12 Sep Anticipated Changes To The Federal Bankruptcy Laws Maybe Pending
House Democratic members from North Carolina and California, respectively, recently proposed legislation that would repeal the mortgage exception in the federal bankruptcy code.
This legislation would allow a judge to change the priority value of primary residence mortgages or alter interest rates on the property. In the current economic climate, industry insiders are predicting over half a million foreclosures in the next 24 months, prompting serious discussions around this issue.
What is Bankruptcy?
There are two main types of Bankruptcy options for the consumer. Chapter 7 Bankruptcy is often referred to as "liquidation bankruptcy." In Chapter 7, all of the debtor's assets, other than those specifically exempt from liquidation, are turned over to a bankruptcy trustee for sale.
Chapter 7 Bankruptcy is used to eliminate, or discharge primarily unsecured debts such as credit cards or medical bills. Chapter 7 does not eliminate secured debts, such as vehicles. Chapter 7 will not save homes from foreclosure or a car from repossession if payments are delinquent.

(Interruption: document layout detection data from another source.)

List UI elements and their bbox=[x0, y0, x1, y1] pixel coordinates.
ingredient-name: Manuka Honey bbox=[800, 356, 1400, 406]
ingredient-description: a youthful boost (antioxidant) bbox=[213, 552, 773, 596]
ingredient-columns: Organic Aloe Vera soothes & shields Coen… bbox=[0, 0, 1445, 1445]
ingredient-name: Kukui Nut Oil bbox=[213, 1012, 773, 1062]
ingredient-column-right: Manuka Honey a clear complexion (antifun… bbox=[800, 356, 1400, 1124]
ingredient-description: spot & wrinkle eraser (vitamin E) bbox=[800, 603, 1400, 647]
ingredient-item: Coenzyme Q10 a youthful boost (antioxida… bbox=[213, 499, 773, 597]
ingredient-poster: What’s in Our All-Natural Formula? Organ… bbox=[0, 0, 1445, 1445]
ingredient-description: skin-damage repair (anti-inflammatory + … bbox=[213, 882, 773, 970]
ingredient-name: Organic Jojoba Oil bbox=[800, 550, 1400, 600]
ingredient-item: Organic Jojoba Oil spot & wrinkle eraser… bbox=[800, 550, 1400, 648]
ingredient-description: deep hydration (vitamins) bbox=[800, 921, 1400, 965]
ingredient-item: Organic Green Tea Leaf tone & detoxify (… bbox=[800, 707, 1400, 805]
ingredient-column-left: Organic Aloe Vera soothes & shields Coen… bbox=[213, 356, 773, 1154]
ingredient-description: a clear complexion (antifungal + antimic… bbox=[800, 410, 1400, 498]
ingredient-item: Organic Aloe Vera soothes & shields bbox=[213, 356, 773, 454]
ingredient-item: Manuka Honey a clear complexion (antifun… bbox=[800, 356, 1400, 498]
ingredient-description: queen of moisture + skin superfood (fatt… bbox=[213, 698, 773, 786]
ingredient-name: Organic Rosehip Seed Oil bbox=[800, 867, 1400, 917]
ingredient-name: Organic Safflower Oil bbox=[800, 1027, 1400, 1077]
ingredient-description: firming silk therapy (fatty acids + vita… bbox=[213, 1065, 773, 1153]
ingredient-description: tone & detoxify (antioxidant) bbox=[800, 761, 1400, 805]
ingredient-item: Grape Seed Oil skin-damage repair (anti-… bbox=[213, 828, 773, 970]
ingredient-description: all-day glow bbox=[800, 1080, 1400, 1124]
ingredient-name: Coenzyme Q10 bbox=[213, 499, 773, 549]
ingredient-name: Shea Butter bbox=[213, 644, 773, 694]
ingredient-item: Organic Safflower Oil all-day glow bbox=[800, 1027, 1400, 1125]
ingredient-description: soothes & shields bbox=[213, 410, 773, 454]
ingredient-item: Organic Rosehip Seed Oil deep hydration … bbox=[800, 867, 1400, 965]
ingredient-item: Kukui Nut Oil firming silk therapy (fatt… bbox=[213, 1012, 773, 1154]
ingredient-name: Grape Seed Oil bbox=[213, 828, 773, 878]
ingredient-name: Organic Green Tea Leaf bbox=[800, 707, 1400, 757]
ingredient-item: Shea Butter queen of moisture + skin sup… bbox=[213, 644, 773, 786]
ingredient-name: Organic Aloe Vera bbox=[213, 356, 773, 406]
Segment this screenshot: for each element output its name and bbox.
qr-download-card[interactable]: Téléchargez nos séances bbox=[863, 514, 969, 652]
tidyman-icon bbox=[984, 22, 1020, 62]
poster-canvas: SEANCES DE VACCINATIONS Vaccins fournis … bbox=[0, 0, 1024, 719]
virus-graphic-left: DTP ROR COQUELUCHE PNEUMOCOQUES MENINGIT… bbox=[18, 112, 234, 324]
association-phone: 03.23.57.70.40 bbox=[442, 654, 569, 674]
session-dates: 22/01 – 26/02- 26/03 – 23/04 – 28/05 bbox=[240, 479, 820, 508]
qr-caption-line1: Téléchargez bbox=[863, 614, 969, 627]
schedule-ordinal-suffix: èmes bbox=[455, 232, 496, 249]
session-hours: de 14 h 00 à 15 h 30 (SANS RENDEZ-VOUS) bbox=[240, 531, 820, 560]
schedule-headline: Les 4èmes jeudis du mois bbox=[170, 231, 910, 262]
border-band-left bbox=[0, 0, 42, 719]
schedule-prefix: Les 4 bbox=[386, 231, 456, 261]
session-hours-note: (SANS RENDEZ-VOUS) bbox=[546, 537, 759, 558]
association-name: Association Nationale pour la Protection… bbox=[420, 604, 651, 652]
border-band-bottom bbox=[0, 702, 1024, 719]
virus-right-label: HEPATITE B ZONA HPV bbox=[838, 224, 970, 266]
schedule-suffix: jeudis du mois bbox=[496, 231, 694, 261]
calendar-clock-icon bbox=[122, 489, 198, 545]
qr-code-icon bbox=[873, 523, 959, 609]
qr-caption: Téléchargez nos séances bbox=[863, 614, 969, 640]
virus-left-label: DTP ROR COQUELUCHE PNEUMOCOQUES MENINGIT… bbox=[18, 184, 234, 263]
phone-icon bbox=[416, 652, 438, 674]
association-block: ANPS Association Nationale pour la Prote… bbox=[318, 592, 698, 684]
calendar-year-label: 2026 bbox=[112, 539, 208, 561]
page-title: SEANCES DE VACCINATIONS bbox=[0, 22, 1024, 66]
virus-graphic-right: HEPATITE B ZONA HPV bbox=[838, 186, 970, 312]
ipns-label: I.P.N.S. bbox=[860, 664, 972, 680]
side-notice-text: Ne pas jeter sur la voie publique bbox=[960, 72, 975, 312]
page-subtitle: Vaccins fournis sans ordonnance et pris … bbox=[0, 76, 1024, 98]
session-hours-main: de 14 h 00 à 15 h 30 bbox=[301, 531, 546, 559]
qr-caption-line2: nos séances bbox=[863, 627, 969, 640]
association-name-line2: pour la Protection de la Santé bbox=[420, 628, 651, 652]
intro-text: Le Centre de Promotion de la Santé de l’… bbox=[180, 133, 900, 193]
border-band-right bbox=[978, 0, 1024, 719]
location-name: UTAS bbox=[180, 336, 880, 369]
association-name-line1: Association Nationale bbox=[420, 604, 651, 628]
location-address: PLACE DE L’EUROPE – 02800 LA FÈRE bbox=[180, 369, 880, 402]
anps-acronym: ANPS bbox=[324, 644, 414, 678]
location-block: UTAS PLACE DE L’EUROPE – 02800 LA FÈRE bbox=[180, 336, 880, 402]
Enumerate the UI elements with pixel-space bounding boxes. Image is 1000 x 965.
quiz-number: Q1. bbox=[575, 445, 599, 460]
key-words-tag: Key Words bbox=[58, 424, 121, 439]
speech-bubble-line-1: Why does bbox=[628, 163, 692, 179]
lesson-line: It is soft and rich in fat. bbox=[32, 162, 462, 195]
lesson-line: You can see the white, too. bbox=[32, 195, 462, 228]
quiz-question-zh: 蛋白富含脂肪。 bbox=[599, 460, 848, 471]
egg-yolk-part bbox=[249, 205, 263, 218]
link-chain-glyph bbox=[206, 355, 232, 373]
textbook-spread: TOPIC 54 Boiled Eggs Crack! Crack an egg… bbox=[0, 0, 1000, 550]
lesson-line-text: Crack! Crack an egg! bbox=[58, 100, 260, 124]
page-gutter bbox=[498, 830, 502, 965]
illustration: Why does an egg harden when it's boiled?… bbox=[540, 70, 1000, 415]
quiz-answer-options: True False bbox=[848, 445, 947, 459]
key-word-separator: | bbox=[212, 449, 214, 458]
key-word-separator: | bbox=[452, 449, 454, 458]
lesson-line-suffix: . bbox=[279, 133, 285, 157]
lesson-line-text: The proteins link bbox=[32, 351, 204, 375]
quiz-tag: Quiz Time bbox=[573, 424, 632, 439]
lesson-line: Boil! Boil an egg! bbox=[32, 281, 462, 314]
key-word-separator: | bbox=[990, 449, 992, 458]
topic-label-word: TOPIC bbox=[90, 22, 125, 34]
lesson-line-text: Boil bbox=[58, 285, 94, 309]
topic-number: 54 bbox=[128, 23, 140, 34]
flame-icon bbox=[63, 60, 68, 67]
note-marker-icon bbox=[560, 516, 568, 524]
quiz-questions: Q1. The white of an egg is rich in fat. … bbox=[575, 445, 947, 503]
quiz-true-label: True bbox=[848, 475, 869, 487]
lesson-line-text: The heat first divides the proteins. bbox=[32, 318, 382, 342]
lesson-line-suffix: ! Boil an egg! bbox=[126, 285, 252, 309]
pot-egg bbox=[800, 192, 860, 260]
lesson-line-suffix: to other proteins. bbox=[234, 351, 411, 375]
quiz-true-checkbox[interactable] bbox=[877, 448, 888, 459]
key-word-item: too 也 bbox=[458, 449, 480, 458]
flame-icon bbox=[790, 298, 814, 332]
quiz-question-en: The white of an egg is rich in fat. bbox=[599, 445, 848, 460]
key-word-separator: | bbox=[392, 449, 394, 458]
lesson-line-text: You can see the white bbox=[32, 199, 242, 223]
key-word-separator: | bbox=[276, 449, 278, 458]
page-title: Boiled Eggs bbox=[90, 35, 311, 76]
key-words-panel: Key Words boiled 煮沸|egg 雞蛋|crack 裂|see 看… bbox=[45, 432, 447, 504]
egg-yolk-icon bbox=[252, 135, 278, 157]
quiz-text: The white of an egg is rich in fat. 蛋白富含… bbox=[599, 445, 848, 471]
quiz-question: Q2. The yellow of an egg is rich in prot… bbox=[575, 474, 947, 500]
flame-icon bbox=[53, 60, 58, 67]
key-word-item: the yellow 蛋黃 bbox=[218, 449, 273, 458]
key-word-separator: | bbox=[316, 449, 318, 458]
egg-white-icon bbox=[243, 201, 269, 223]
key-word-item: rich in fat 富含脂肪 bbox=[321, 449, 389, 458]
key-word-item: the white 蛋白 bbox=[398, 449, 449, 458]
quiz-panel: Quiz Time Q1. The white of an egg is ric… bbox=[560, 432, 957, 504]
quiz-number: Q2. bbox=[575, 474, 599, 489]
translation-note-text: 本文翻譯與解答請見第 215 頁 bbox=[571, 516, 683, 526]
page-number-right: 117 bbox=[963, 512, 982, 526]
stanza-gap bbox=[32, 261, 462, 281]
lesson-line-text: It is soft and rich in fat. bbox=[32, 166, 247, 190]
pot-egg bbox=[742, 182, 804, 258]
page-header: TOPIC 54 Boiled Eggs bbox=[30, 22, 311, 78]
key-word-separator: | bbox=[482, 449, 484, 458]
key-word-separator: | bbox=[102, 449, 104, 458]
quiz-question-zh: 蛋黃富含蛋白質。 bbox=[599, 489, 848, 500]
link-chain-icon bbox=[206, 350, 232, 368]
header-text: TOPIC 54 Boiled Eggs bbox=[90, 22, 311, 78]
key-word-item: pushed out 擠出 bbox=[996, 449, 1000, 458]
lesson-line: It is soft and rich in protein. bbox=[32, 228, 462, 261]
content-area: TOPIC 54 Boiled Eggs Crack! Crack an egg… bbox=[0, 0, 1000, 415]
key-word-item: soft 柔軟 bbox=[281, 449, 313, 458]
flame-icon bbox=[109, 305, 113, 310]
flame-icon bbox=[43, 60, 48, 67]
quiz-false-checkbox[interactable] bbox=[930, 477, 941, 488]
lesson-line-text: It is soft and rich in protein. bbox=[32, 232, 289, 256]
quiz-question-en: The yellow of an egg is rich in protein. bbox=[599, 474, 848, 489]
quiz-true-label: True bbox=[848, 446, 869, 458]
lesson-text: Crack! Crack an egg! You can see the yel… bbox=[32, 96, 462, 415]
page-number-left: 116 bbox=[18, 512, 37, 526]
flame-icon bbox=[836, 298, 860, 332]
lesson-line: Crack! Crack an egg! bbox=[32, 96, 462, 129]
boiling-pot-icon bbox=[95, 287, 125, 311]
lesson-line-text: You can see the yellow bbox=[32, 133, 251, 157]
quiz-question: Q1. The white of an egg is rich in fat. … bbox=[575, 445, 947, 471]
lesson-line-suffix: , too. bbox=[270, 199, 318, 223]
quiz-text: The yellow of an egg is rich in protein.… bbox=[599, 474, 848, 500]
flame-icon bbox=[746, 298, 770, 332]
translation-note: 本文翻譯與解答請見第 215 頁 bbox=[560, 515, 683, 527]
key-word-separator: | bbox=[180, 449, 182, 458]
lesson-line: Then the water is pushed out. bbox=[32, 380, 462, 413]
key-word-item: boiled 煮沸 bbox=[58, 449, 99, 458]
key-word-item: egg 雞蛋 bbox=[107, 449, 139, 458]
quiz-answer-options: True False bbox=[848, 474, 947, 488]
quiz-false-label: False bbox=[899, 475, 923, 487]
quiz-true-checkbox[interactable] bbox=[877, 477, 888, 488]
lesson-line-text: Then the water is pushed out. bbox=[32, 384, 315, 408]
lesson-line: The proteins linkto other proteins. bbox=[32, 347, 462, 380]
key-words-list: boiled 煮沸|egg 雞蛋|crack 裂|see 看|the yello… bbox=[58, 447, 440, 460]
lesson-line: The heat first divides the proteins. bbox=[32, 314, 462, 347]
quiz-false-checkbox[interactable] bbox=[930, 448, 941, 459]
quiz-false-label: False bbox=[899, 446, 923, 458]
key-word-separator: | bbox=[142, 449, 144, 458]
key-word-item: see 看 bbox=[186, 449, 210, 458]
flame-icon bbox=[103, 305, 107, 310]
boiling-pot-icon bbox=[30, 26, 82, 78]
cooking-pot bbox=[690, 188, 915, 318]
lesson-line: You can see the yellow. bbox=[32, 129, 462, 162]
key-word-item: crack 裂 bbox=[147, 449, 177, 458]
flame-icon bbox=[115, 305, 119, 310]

Chapter 13 Bankruptcy, most commonly used to halt a foreclosure, results in a plan to repay all or part of a debt. Many times a debtor is allowed to pay credit cards and medical bills at pennies on the dollar. Chapter 13 is used most often to save a house from a foreclosure sale or vehicle from repossession. Chapter 13 is also useful to eliminate some IRS debt and to establish an affordable plan to pay IRS debt that can not be eliminated. Chapter 13 Bankruptcy is available to debtors with regular income.
The bill before the house, entitled The Emergency Home Ownership and Mortgage Equity Protection Act, would give a bankruptcy judge the option of restructuring the amount an in debt person owes on the mortgage on a primary residence so that only the portion of the loan principal that does not exceed the market value of the property would receive high priority.
In other words, "the portion of the mortgage principal that exceeds the market value of the home would be treated as an unsecured liability, as in Chapter 7, and not given preferential treatment, meaning that the amount could have been discharged in a bankruptcy proceeding.
Traditionally mortgage payments on primary residences, like tax liabilities, have been sacred untouchable territory in bankruptcy negotiations, not allowed to be tampered with by the courts.